15.3.13

Through the looking glass

Per quanto non sempre mi sia dato di scegliere, preferisco far lezione dove non ci sono specchi. Lo specchio, oltre ad una sua intrinseca natura inquietante, si mostra spesso più una fonte di disturbo che un aiuto, almeno nelle fasi iniziali dell'apprendimento. Infatti, per quanto possa rivelarsi utile per cogliere alcuni particolari del movimento dell'insegnante, spesso  l'immagine riflessa diviene più importante dell'insegnante stesso, e su di essa tende a concentrarsi la maggior parte dell'attenzione dello studente. Questo non soltanto tende ad ostacolare il processo di apprendimento (la specularità dell'immagine confonde), ma tende anche, e assai più pericolosamente, a dare un peso eccessivo alla già ipertrofica funzione\rappresentazione visiva, a scapito di quelle cui sarebbe propria la sfera del movimento, ossia la propriocezione e la cenestesia.
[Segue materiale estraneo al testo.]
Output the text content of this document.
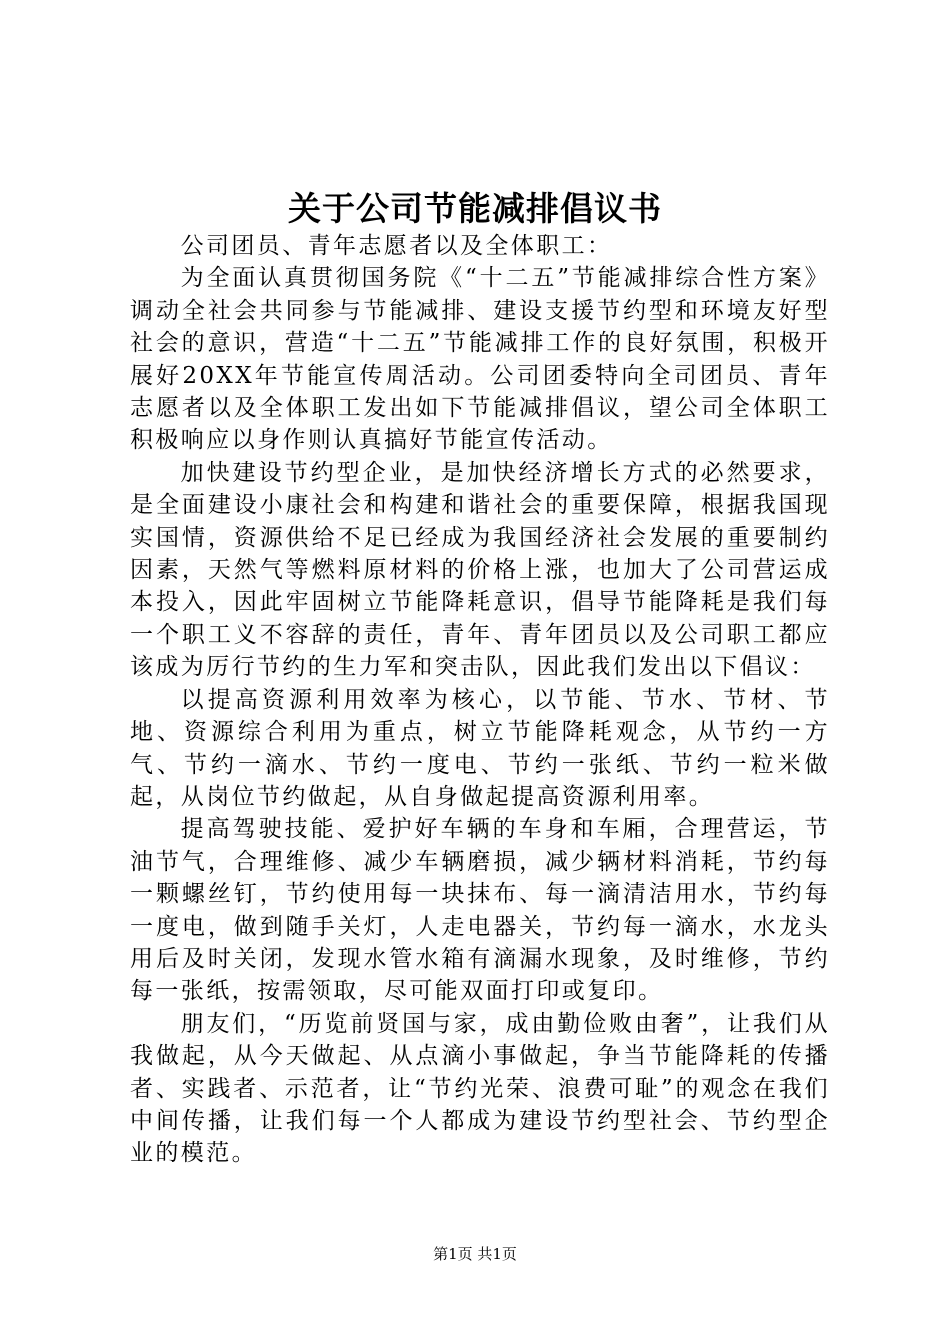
关于公司节能减排倡议书

公司团员、青年志愿者以及全体职工：

为全面认真贯彻国务院《“十二五”节能减排综合性方案》调动全社会共同参与节能减排、建设支援节约型和环境友好型社会的意识，营造“十二五”节能减排工作的良好氛围，积极开展好20XX年节能宣传周活动。公司团委特向全司团员、青年志愿者以及全体职工发出如下节能减排倡议，望公司全体职工积极响应以身作则认真搞好节能宣传活动。

加快建设节约型企业，是加快经济增长方式的必然要求，是全面建设小康社会和构建和谐社会的重要保障，根据我国现实国情，资源供给不足已经成为我国经济社会发展的重要制约因素，天然气等燃料原材料的价格上涨，也加大了公司营运成本投入，因此牢固树立节能降耗意识，倡导节能降耗是我们每一个职工义不容辞的责任，青年、青年团员以及公司职工都应该成为厉行节约的生力军和突击队，因此我们发出以下倡议：

以提高资源利用效率为核心，以节能、节水、节材、节地、资源综合利用为重点，树立节能降耗观念，从节约一方气、节约一滴水、节约一度电、节约一张纸、节约一粒米做起，从岗位节约做起，从自身做起提高资源利用率。

提高驾驶技能、爱护好车辆的车身和车厢，合理营运，节油节气，合理维修、减少车辆磨损，减少辆材料消耗，节约每一颗螺丝钉，节约使用每一块抹布、每一滴清洁用水，节约每一度电，做到随手关灯，人走电器关，节约每一滴水，水龙头用后及时关闭，发现水管水箱有滴漏水现象，及时维修，节约每一张纸，按需领取，尽可能双面打印或复印。

朋友们，“历览前贤国与家，成由勤俭败由奢”，让我们从我做起，从今天做起、从点滴小事做起，争当节能降耗的传播者、实践者、示范者，让“节约光荣、浪费可耻”的观念在我们中间传播，让我们每一个人都成为建设节约型社会、节约型企业的模范。

第1页 共1页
Questo porta lo studente a identificarsi più con la rappresentazione corretta del gesto che con la sensazione corretta del gesto, condannandosi a una tara di "bidimensionalità" molto difficile da correggere, e che finisce,in un modo o nell'altro, per "allontanare" la percezione piena del movimento. In altre parole, si tratta dell'ennesima tentazione di ridurre l'arte interna a semplice nozionismo da schedario, incapace di tradursi in conoscenza viva e vivificante.